The American Hospital Association (AHA) along with the Health Information Sharing and Analysis Center (Health-ISAC) released a cybersecurity alert concerning three vulnerabilities identified in the SimpleHelp Remote Monitoring and Management (RMM) software that are thought to be actively exploited. Healthcare providers were instructed to implement patches for the vulnerabilities immediately.

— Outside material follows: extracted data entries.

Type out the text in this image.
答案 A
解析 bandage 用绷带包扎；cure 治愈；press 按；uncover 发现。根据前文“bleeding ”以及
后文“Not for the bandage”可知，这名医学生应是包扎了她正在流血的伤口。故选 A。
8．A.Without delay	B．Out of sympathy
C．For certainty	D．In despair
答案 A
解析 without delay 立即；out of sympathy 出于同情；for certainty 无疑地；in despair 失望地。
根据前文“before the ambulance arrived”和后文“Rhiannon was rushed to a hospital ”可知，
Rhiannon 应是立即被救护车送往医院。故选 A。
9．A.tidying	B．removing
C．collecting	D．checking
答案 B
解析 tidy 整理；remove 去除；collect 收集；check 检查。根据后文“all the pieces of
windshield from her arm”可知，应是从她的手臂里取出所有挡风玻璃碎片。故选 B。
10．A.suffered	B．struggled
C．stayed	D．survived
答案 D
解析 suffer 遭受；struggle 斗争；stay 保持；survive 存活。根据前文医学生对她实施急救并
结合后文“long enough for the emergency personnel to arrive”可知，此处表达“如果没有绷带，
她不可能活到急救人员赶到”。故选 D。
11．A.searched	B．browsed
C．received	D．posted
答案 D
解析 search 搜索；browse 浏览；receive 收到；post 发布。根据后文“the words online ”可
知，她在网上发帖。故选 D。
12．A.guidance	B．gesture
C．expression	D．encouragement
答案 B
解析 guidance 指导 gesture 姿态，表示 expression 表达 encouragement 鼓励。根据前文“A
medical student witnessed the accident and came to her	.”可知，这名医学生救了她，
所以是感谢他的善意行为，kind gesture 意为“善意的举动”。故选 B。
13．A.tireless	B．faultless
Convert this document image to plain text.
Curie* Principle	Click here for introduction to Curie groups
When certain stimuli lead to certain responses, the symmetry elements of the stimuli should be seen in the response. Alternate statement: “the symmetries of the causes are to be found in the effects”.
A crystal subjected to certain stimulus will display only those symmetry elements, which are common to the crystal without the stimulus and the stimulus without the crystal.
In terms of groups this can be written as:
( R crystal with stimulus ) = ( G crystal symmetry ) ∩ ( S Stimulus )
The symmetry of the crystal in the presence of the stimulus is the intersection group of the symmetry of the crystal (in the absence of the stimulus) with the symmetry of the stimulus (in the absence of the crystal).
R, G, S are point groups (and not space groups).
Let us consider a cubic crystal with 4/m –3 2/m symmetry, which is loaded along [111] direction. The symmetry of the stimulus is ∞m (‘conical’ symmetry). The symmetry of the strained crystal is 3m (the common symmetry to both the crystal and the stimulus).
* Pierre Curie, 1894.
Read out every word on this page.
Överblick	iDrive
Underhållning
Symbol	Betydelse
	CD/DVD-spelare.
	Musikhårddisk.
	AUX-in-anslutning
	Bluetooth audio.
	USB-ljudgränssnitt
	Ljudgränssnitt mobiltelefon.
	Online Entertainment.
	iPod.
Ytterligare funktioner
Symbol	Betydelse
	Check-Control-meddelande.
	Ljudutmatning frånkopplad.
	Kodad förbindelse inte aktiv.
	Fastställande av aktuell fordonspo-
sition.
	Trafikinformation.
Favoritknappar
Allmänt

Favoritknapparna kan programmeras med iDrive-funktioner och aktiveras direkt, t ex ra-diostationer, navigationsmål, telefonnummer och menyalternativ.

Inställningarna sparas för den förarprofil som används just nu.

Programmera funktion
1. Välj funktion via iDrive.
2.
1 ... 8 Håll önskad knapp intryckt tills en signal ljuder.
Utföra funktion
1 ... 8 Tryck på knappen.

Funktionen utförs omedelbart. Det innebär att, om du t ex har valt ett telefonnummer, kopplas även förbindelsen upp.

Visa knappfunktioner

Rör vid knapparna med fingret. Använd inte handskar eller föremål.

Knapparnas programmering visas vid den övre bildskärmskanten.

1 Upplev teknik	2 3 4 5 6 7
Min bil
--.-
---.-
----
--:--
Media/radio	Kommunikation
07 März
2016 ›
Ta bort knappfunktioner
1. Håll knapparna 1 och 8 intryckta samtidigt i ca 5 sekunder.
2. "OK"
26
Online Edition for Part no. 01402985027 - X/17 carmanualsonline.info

Researchers at Horizon3 identified the vulnerabilities in December 2024 and advised SimpleHelp on January 6, 2025. On January 13, 2025, the vulnerabilities were announced to the public along with the release of patches to resolve the vulnerabilities. One week after the announcement, threat actors are believed to have begun vulnerability exploitation. Researchers at Arctic Wolf noticed malicious activity on January 22, 2024. Although there is no confirmation that the intrusion on vulnerable SimpleHelp servers took advantage of these particular vulnerabilities, the timing seems to point to these vulnerabilities as the probable source of the attacks. Arctic Wolf states that the attackers gathered network intelligence, a preliminary to privilege escalation and lateral movement; nevertheless, the malicious session was ended before the observation of further actions.

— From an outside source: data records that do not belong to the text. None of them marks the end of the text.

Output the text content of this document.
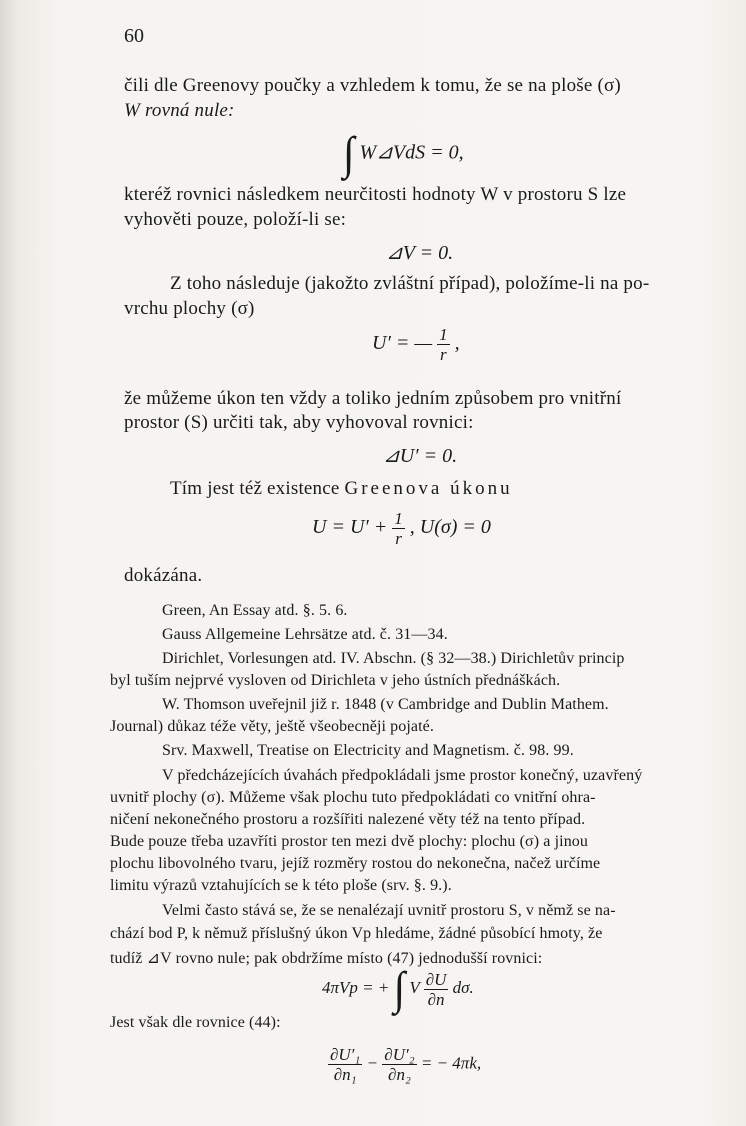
60
čili dle Greenovy poučky a vzhledem k tomu, že se na ploše (σ)
W rovná nule:
∫ W⊿VdS = 0,
kteréž rovnici následkem neurčitosti hodnoty W v prostoru S lze
vyhověti pouze, položí-li se:
⊿V = 0.
Z toho následuje (jakožto zvláštní případ), položíme-li na po-
vrchu plochy (σ)
U′ = — $\frac{1}{r}$ ,
že můžeme úkon ten vždy a toliko jedním způsobem pro vnitřní
prostor (S) určiti tak, aby vyhovoval rovnici:
⊿U′ = 0.
Tím jest též existence Greenova úkonu
$U = U' + \frac{1}{r}$ , U(σ) = 0
dokázána.
Green, An Essay atd. §. 5. 6.
Gauss Allgemeine Lehrsätze atd. č. 31—34.
Dirichlet, Vorlesungen atd. IV. Abschn. (§ 32—38.) Dirichletův princip
byl tuším nejprvé vysloven od Dirichleta v jeho ústních přednáškách.
W. Thomson uveřejnil již r. 1848 (v Cambridge and Dublin Mathem.
Journal) důkaz téže věty, ještě všeobecněji pojaté.
Srv. Maxwell, Treatise on Electricity and Magnetism. č. 98. 99.
V předcházejících úvahách předpokládali jsme prostor konečný, uzavřený
uvnitř plochy (σ). Můžeme však plochu tuto předpokládati co vnitřní ohra-
ničení nekonečného prostoru a rozšířiti nalezené věty též na tento případ.
Bude pouze třeba uzavříti prostor ten mezi dvě plochy: plochu (σ) a jinou
plochu libovolného tvaru, jejíž rozměry rostou do nekonečna, načež určíme
limitu výrazů vztahujících se k této ploše (srv. §. 9.).
Velmi často stává se, že se nenalézají uvnitř prostoru S, v němž se na-
chází bod P, k němuž příslušný úkon Vp hledáme, žádné působící hmoty, že
tudíž ⊿V rovno nule; pak obdržíme místo (47) jednodušší rovnici:
4πVp = + ∫ V $\frac{\partial U}{\partial n} d\sigma$.
Jest však dle rovnice (44):
$\frac{\text{∂U′₁}}{\text{∂n₁}} - \frac{\text{∂U′₂}}{\text{∂n₂}}$ = − 4πk,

The vulnerability CVE-2024-57726 is a privilege escalation vulnerability with a CVSS score of 9.9. Vulnerability CVE-2024-57727 is a directory traversal vulnerability with a CVSS score of 7.5). Vulnerability CVE-2024-57728 is a path traversal vulnerability with a CVSS score of 7.2. Threat actors that succeed in exploiting the vulnerabilities could upload and download files, read, alter, and delete information, elevate privileges to the admin level, and implement arbitrary code.

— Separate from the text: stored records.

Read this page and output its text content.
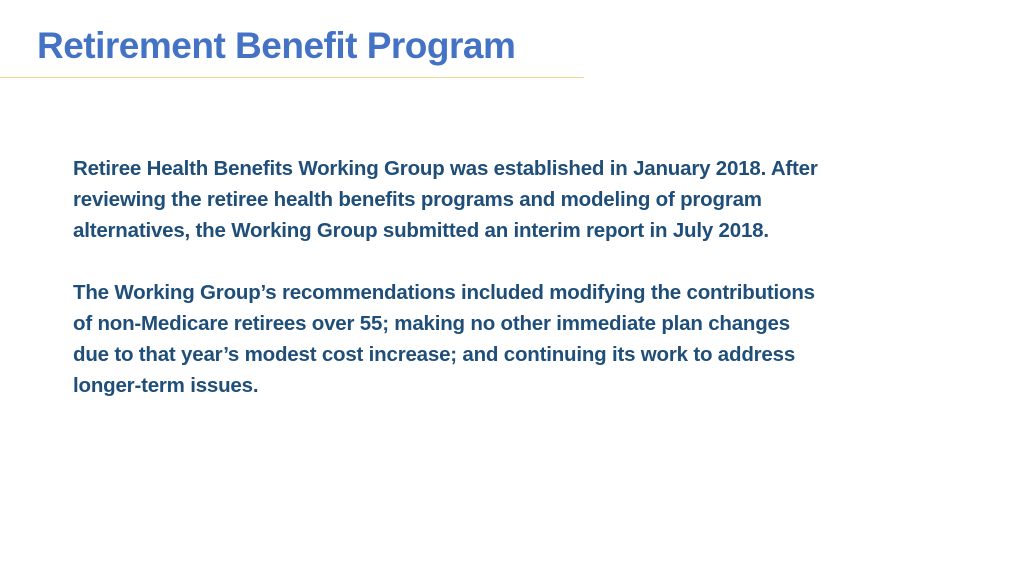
Retirement Benefit Program

Retiree Health Benefits Working Group was established in January 2018. After
reviewing the retiree health benefits programs and modeling of program
alternatives, the Working Group submitted an interim report in July 2018.

The Working Group’s recommendations included modifying the contributions
of non-Medicare retirees over 55; making no other immediate plan changes
due to that year’s modest cost increase; and continuing its work to address
longer-term issues.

About 580 SimpleHelp servers are compromised online, the majority of which are based in the United States. The vulnerabilities impacted SimpleHelp versions 5.3, 5.4, and 5.5 and were resolved in versions 5.3.9, 5.4.10, and 5.5.8. Because the vulnerabilities are likely to be actively exploited, software must be upgraded to the most recent version immediately and employees must receive updated HIPAA training. Investigations must also be done to find out when the vulnerabilities were exploited.